同时他还很愤懑,想让他上的都能从城西排到城东了!闵羡有如此殊荣,非但不感激,还给他摆脸子!
真特么蹬鼻子上脸,他又不是非他不可!
想着,他腰下的力气更重了,逼得闵羡不得不急匆匆挂了电话,瞪了他一眼,因为欢愉,他眉间染上了一股媚色,那一眼倒显得像是娇嗔,皮肤粉粉湿湿的,看着秀色可餐,勾的萧巍再次化身为狼。
何彧没见到闵羡,有些气馁,不知道为什么,今天就是不想回家,想找个人陪一陪,说说话。
最后他还是回了黎灏渊家,他那狗仔太多了。幸好之前一起住时,黎灏渊给他留了备用钥匙,后来发生的事太多,忘了还回去。
刚打开门,一股淡淡的房间清新剂味道飘入鼻腔,让他整个人都放松了些,房间很整洁,应该有阿姨定期打扫,物件摆设还和他住时一样,有些久违。
突然,卧室传来“吱呀”一声。
门就被打开了,何彧傻傻地站在玄关,呆呆愣愣的看着那个从卧室走出来的婀娜身影。
一时间,嘴巴都张不开了,脚下像沾了强力胶似的,拔都拔不动。
直到那身影一脸惊喜的叫道,“小白?”
何彧才猛地清醒,下意识的鞠了个躬,正经又尊敬的叫了声:“叶阿姨好!”
“哎,快来坐下,我不知道你今天要来,就过来给小渊打扫卫生,你不知道,他的房间从不让别人打扫,就央着我这个妈给他打扫。

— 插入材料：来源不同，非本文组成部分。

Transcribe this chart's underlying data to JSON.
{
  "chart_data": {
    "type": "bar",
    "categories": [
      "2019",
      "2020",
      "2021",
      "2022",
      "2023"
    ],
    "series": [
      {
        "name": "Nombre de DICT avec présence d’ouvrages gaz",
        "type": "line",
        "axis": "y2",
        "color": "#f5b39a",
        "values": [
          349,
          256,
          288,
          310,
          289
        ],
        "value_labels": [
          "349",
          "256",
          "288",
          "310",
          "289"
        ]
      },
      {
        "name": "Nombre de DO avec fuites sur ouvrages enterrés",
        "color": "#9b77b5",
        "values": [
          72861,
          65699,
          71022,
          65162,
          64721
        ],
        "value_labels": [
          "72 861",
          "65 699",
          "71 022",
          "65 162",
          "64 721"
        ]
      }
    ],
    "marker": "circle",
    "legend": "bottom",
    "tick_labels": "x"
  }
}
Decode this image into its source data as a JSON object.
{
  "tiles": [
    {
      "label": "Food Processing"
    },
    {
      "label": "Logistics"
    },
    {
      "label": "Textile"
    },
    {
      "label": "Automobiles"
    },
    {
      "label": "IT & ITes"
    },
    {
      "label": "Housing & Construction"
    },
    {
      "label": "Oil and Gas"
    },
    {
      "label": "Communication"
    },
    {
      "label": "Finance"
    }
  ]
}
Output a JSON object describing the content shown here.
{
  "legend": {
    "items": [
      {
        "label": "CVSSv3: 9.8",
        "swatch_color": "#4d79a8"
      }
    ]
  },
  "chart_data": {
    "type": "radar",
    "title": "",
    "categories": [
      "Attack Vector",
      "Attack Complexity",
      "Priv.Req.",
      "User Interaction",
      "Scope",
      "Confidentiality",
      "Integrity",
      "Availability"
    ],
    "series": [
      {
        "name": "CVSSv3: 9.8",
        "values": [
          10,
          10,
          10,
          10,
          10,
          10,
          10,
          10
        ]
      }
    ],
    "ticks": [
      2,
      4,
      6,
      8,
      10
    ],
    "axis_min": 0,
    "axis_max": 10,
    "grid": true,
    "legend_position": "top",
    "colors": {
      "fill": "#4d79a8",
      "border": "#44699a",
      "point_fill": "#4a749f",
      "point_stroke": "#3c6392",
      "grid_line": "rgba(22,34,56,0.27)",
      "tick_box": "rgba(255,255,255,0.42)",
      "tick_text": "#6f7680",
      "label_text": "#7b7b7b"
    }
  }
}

”
叶菁笑容和善,又带着点点暧昧,拉着何彧手臂坐到沙发上,没想到儿子下手挺快,小白回家了。
看样子,她得回家和老头子商量商量婚礼的事,她看何彧的眼神愈发和善,越看越欢喜,她的第一个儿媳妇就要来了!
虽然这儿媳妇,和别家不太一样,但只要孩子们过得好,她开心了。
何彧干巴巴的跟着她坐下,万万没想到会闹出这种乌龙,他欲哭无泪的找话题,“他的房间为什么不让别人打扫啊?”
叶菁脸色一僵,复又问道:“他没告诉你?”
何彧一听还有隐情,摇了摇头说了句“没有”,他突然这十一年间,关于黎灏渊的一切,他仍然一无所知。
叶菁纠结了下,直呼儿子真是个二愣子,这么容易博同情的事,撩媳妇儿的时候,居然不说!
她咬了咬牙,抓着何彧的手臂不由紧了紧:“哎……说来也是我们的错。他七岁那年,我和他爸生意上忙,经常不归家,家里就只有他和保姆,谁知道那保姆是个杀千刀的,居然背着我和他爸,好几次想要猥亵小渊,幸亏小渊机灵,次次躲了过去。